Following the stress tests, RBS needed to update its plan to show how it will raise an additional £2 billion ($2.5 billion). It submitted details on how it will cut further costs, reduce its risk-weighted assets and sell non-core businesses to improve its capital ratio.
Barclays and Standard Chartered would need to raise capital in the worst case scenarios, but the Bank of England said it was happy with the plans these banks had already presented, so they did not need to come up with further measures.
Nonetheless, the stress test scenario, although the most severe ever, did not go far enough to take into account the multitude of risks that have appeared between March and now. The Brexit vote is the most important for the U.K., because it makes the government less able to support various sectors of the economy.
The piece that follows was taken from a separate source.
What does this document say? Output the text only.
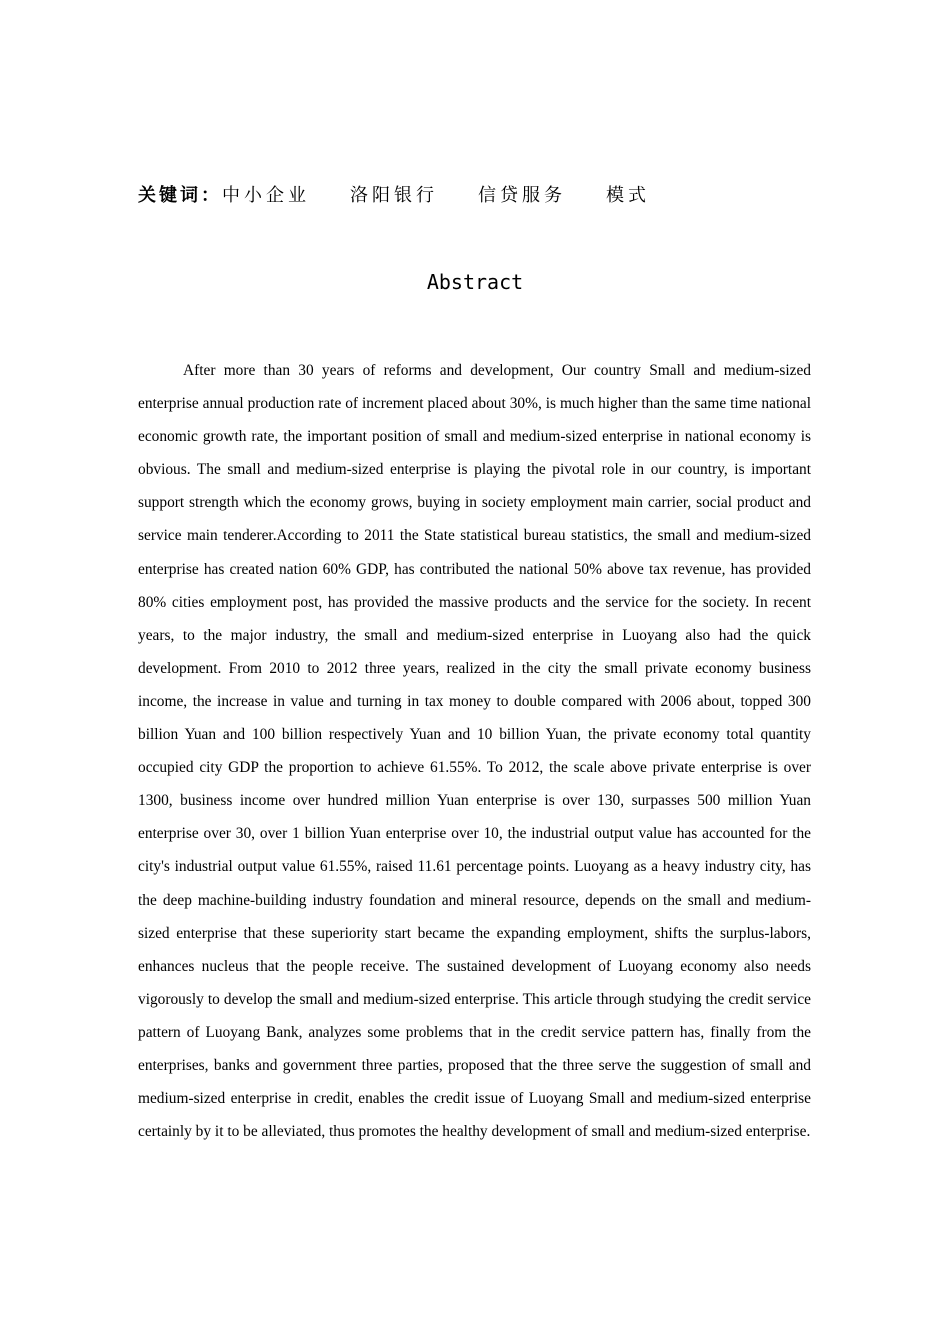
关键词：中小企业 洛阳银行 信贷服务 模式
Abstract

After more than 30 years of reforms and development, Our country Small and medium-sized enterprise annual production rate of increment placed about 30%, is much higher than the same time national economic growth rate, the important position of small and medium-sized enterprise in national economy is obvious. The small and medium-sized enterprise is playing the pivotal role in our country, is important support strength which the economy grows, buying in society employment main carrier, social product and service main tenderer.According to 2011 the State statistical bureau statistics, the small and medium-sized enterprise has created nation 60% GDP, has contributed the national 50% above tax revenue, has provided 80% cities employment post, has provided the massive products and the service for the society. In recent years, to the major industry, the small and medium-sized enterprise in Luoyang also had the quick development. From 2010 to 2012 three years, realized in the city the small private economy business income, the increase in value and turning in tax money to double compared with 2006 about, topped 300 billion Yuan and 100 billion respectively Yuan and 10 billion Yuan, the private economy total quantity occupied city GDP the proportion to achieve 61.55%. To 2012, the scale above private enterprise is over 1300, business income over hundred million Yuan enterprise is over 130, surpasses 500 million Yuan enterprise over 30, over 1 billion Yuan enterprise over 10, the industrial output value has accounted for the city's industrial output value 61.55%, raised 11.61 percentage points. Luoyang as a heavy industry city, has the deep machine-building industry foundation and mineral resource, depends on the small and medium-sized enterprise that these superiority start became the expanding employment, shifts the surplus-labors, enhances nucleus that the people receive. The sustained development of Luoyang economy also needs vigorously to develop the small and medium-sized enterprise. This article through studying the credit service pattern of Luoyang Bank, analyzes some problems that in the credit service pattern has, finally from the enterprises, banks and government three parties, proposed that the three serve the suggestion of small and medium-sized enterprise in credit, enables the credit issue of Luoyang Small and medium-sized enterprise certainly by it to be alleviated, thus promotes the healthy development of small and medium-sized enterprise.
The most vulnerable is the housing market, which is very important for the health of banks not only because of the mortgages on their books, both for homeowners and for buy-to-let investors, but also because consumers are more confident when house prices rise. Property is also used as collateral for certain business loans.
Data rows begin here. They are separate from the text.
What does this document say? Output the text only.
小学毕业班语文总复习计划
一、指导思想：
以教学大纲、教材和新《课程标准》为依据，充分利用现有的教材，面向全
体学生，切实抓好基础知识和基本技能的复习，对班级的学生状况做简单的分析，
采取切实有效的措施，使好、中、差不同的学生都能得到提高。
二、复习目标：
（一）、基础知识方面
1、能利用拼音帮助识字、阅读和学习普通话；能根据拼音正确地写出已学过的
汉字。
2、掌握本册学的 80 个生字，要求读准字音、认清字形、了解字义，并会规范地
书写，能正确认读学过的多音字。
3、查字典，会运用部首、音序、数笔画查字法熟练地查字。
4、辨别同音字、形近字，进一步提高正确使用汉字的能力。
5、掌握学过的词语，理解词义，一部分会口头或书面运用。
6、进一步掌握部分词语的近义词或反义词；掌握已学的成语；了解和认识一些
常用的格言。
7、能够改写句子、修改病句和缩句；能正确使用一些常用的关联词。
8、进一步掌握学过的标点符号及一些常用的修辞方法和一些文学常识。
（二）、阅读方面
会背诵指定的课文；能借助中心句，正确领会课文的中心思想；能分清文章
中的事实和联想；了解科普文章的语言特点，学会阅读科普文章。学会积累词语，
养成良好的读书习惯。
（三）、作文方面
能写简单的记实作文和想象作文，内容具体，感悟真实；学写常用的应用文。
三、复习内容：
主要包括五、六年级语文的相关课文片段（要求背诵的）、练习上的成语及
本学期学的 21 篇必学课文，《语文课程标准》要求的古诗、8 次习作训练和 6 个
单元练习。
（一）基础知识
The central bank noted that "the asset quality of participating banks' U.K. mortgage books has improved markedly since the 2007-08 financial crisis." Still, it added, "a large part of this improvement in asset quality is related to a rise in residential property prices of around 30% since their post-crisis trough, which has boosted collateral values on outstanding loans."
The Bank of England's stress tests assume a fall in U.K. house prices of around 31%, which would indeed be worse than the almost 20% decline recorded at the height of the global financial crisis. But unlike then, the U.K. now has less room to subsidize home prices with government money.
Britain has a budget deficit of around 5% of GDP, the highest among developed economies, and a current account deficit around the same level. The fall in the pound's exchange rate since the Brexit vote in June has meant that a floor was put under interest rates, because the weaker currency is pushing inflation higher.
Therefore, with debt growing and becoming more expensive to finance, the government will hardly be in a position to extend more help programs for home buyers, such as its previous Help to Buy initiatives that have propped up home prices.
These unlikely-to-be-repeated initiatives have played a big part in halting and even reversing the house price decline during the global financial crisis. Shareholders in U.K. banks should therefore pay even more attention than usual to home prices in the event of any economic weakness.